In a marketplace littered with acquisitions failing to deliver on expectations, MSC Group know success demands both the vision to imagine bold transformation strategies, and the hands-on capabilities to see them through.
Extensive experience equips us to help both corporates and private equity firms across many industry sectors, identifying the right targets at the right price at the right time.
Our rigorous analysis, hands-on support and rapid deployment of experienced resources help us guide clients throughout the transaction process, from target search and screen through commercial strategic due diligence to business planning, post-merger integration and profit / performance improvement.
Increasingly, we are also called upon to help sellers: putting together Vendor Due Diligence reports that help present their assets objectively and to maximum advantage, attracting the best possible bids from the best possible bidders, streamlining and speeding up the transactional process, and – ultimately – gaining the best possible price.
The virtuous cycle for M&A begins by building a strong M&A capability that forms the foundation for the success of the model's five key steps:
- Corporate strategy and acquisition strategy: Develop a clearly articulated strategy and an M&A plan that reinforces that strategy. Strategy is our Company's heritage; with many years of experience helping companies develop time-tested strategies, we understand the types of deals that create value and those that don't.
- Deal thesis: Invest with a thesis.

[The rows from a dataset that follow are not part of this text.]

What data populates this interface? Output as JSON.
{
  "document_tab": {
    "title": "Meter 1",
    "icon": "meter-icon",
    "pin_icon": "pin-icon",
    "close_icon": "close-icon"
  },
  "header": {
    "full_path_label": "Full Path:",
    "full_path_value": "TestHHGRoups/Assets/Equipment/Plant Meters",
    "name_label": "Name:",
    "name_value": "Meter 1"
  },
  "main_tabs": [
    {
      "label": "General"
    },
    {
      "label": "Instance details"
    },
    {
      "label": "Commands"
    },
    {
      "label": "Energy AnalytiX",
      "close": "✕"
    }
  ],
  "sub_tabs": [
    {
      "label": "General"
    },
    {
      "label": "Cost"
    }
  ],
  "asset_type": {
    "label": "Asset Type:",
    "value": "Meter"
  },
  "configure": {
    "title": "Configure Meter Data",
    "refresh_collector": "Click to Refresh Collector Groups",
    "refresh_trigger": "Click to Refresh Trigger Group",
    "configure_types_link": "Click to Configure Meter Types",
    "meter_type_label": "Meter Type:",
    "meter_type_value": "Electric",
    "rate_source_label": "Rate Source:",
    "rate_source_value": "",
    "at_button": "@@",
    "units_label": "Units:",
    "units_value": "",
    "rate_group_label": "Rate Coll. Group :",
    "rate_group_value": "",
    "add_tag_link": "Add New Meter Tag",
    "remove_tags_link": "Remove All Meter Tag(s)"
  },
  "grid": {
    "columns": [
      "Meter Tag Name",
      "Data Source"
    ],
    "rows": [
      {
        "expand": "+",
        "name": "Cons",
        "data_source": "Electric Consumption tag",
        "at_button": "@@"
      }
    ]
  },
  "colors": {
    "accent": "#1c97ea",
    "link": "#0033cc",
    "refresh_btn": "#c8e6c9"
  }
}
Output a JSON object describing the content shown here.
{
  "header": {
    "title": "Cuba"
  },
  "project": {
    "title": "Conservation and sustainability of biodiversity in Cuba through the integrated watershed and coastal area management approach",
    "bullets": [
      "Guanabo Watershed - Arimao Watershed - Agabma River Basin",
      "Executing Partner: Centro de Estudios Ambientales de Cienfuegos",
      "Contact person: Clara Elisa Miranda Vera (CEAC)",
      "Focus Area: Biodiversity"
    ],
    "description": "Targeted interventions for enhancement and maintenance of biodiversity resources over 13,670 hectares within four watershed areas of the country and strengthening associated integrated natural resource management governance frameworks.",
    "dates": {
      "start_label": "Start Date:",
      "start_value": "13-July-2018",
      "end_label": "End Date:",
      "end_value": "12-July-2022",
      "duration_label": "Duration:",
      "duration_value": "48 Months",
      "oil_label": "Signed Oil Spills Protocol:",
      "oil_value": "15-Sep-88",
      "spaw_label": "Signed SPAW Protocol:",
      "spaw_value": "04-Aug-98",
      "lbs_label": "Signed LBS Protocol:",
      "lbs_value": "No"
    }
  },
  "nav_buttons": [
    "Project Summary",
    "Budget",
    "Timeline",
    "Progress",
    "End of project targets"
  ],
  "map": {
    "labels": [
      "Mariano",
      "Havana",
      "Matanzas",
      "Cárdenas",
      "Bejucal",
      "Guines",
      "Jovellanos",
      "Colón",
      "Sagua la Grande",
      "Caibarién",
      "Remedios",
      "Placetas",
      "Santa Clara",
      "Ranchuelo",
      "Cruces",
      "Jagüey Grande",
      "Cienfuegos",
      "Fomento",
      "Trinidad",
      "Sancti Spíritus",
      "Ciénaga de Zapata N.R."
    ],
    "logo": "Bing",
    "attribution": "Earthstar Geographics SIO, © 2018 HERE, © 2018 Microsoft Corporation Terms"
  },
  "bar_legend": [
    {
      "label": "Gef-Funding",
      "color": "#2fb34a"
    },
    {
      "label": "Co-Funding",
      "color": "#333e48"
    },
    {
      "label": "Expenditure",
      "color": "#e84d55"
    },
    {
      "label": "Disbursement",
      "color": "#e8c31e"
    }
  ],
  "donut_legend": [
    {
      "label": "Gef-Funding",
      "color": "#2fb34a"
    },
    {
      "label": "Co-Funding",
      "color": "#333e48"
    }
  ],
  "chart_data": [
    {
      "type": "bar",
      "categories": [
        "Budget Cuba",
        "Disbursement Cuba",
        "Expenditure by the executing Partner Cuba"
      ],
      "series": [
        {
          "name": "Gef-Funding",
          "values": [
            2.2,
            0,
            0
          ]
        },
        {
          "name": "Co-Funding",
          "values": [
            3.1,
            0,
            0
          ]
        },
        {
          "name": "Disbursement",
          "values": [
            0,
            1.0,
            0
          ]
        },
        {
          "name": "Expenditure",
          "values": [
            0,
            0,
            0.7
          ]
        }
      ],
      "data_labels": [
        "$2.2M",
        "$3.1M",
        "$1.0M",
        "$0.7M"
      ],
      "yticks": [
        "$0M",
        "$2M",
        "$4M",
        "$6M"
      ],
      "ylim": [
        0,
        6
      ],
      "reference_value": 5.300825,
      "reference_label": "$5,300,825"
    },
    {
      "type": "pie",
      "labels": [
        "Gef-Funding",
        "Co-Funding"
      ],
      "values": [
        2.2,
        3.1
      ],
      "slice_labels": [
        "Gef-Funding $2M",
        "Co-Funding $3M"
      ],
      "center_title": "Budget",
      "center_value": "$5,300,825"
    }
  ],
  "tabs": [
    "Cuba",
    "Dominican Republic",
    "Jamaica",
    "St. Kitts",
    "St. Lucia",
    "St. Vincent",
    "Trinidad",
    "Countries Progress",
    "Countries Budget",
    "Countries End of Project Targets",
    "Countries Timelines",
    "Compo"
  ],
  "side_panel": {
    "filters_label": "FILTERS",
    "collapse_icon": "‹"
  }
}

Successful deals are guided by a meaningful deal thesis that is tied to a firm's growth strategy and that spells out how the deal will add value both to the target and acquiring company.
- Strategic due diligence: Ask and answer the big questions. The best acquirers investigate targets with a nose for what's really important, identifying the key sources of ongoing value and sniffing out any "perfumed pigs" buffed up for sale. A frequent acquirer knows exactly where it can add value and is therefore able to set its own price—and to walk away if the price isn't right.
- Merger integration planning: Integrate where it matters. No two integrations are the same, and companies must carefully consider aspects from culture to IT in order to realize the full value of the deal.
- Merger integration execution: Nail the short list of critical actions. Merging two companies requires rigorous follow-through on a long list of integration tasks, large and small. Doing both is hard. Part of the answer lies in a few, powerful guiding principles: tailor the integration thesis to the deal thesis; integrate where it matters; and act with deliberate speed.
MSC Group's mergers and acquisitions consultants help companies build and execute on their own repeatable models for M&A. We also apply our expertise to guide companies and management teams that are deciding where to grow and shed through joint ventures and alliances or divestitures and separations.